Makalenin Dili
: TR
Today, it remains a social phenomenon that social insurance systems are built around the male breadwinner model and that unpaid domestic care work is performed by women. This interrupts women’s careers and leads to intermittent and relatively low contributions to social insurance schemes. As a result, numerous measures are still required to guarantee factual equality between men and women in matters of social security.
On the other hand, Council Directive 79/7/EEC does not provide for absolute equality between the sexes, allowing for different pensionable ages and differences that affecting access to certain benefits which were “necessarily linked” to this age in long-term planning. It also adopts the principle of ensuring factual equality by taking positive action measures in favor of women.
In this context, it is undoubtedly important and necessary to take measures to ensure factual equality between women and men in order to eliminate the existing inequalities that are still felt intensely. In the words of the ECtHR, “the difference in pensionable ages continues to be reasonably and objectively justified on this ground until such time as social and economic changes removed the need for special treatment for women.” (Stec and others/the United Kingdom, 65731/01 and 65900/01, 2006, para. 66).
On the other hand, in the light of the recent rulings examined, it is possible to argue that this margin for differentiation is gradually narrowing down. In this vein, for example, differentiating between men and women, especially in short-
term or lump sum payments, determining different sex-based actuarial factors, or granting benefits exclusively to women due to childcare responsibilities are considered to be violations of equality. Similarly, caution should be exercised when dealing with distinctions made in terms of types of contracts with which women work intensively or sectors in which women are concentrated. In this context, we believe that, in terms of Turkish social security law, it is necessary to discuss the differentiation for certain groups of domestic workers and the regulations facilitating conditions only for female insured persons who undertake the responsibility of caring for a disabled child.
Lastly, recent rulings have shown that it is not possible to provide factual equality between the parties where a female employee’s employment contract is terminated earlier than a male employee’s on the ground of retirement age. Conversely, it is important to remember that female employees ought to have the same opportunity to remain in the employment relationship at least as long as their male counterparts.
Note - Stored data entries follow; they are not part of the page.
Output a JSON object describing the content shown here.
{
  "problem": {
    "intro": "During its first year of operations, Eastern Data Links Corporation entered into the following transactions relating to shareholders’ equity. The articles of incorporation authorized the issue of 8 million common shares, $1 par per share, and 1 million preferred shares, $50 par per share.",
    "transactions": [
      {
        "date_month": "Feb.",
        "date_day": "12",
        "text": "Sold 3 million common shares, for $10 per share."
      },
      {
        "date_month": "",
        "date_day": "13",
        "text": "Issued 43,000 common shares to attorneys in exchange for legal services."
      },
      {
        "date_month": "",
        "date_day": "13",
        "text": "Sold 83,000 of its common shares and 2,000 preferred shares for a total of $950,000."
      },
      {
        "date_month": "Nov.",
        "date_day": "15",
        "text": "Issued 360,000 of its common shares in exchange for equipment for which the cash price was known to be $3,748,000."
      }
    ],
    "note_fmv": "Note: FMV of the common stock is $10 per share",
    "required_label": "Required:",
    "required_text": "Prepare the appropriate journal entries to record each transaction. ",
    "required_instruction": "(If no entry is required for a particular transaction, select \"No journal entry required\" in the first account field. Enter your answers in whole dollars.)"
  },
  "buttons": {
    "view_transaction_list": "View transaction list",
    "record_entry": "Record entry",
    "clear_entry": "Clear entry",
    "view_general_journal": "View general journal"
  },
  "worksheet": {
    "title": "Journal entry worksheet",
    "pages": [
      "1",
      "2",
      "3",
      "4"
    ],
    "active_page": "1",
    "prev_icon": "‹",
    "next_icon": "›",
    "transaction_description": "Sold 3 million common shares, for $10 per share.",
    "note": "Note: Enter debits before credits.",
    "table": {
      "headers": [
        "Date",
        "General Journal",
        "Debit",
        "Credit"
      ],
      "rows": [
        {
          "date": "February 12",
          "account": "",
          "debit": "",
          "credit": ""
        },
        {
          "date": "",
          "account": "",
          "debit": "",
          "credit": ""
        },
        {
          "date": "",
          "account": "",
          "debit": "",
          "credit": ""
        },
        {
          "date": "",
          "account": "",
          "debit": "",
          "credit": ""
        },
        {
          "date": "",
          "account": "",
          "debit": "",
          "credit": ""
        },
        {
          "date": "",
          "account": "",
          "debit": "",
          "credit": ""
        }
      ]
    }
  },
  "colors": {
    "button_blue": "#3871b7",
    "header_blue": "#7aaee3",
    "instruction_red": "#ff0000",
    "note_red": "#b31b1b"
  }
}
As mentioned, forty-five years after the adoption of Council Directive 79/7/EEC, we are confronted with demands “a fully gender-equal society”. Therefore, at this point, the necessity to revise this Directive in order to adjust to the current circumstances is becoming prominent and the interpretations based on reducing the disparities are becoming more prevalent through the rulings of international judicial bodies. In our opinion, necessary amendments should be made to the provisions of the Law numbered 5510 in line with this approach.
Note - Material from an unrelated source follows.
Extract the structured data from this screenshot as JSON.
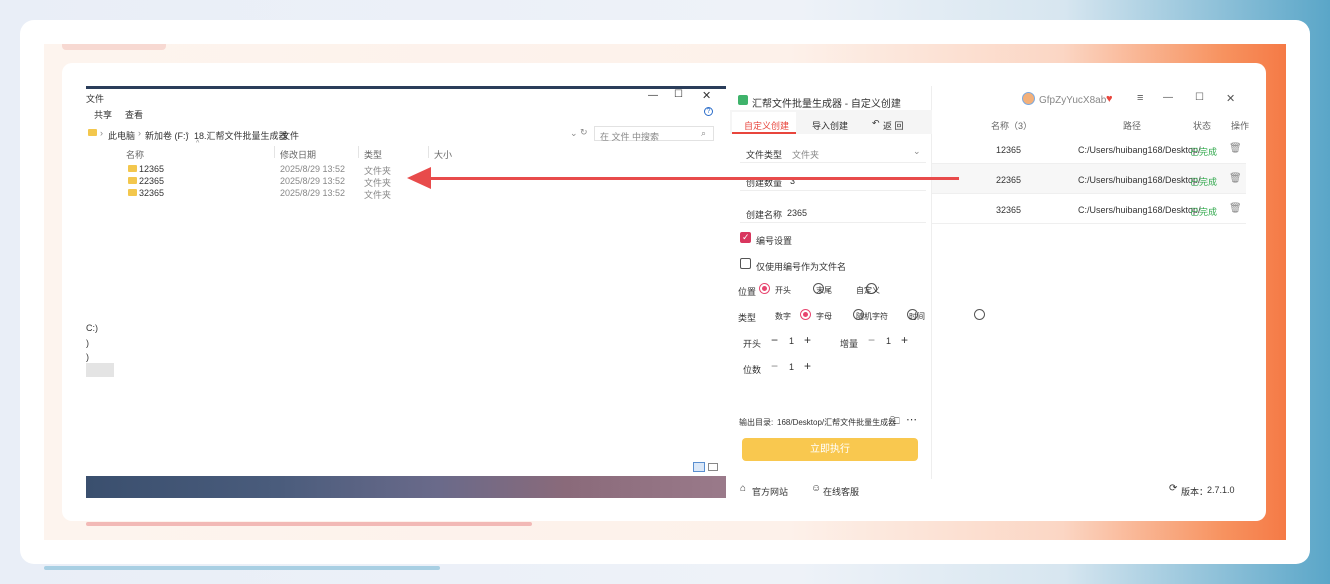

Although survivor’s insurance is outside the scope of the Directive, the system in Turkey draws attention with its distinctive structure. While benefits for sons are ceased at a certain age, they continue to be provided for many years under the certain cases for daughters. So much so that this branch of insurance is labelled as an insurance created for women. The doctrine correctly notes that although financial support for “girl child” is still a social need due to the sociological structure, the system is not sustainable and measures to ensure factual equality should be provided through non-contributory systems, not through regulations that undermine equality in premium-based systems. Therefore, in our opinion, the coverage of survivor’s insurance in the Law numbered 5510 should also be reconsidered and apply even-handedly for children within its scope.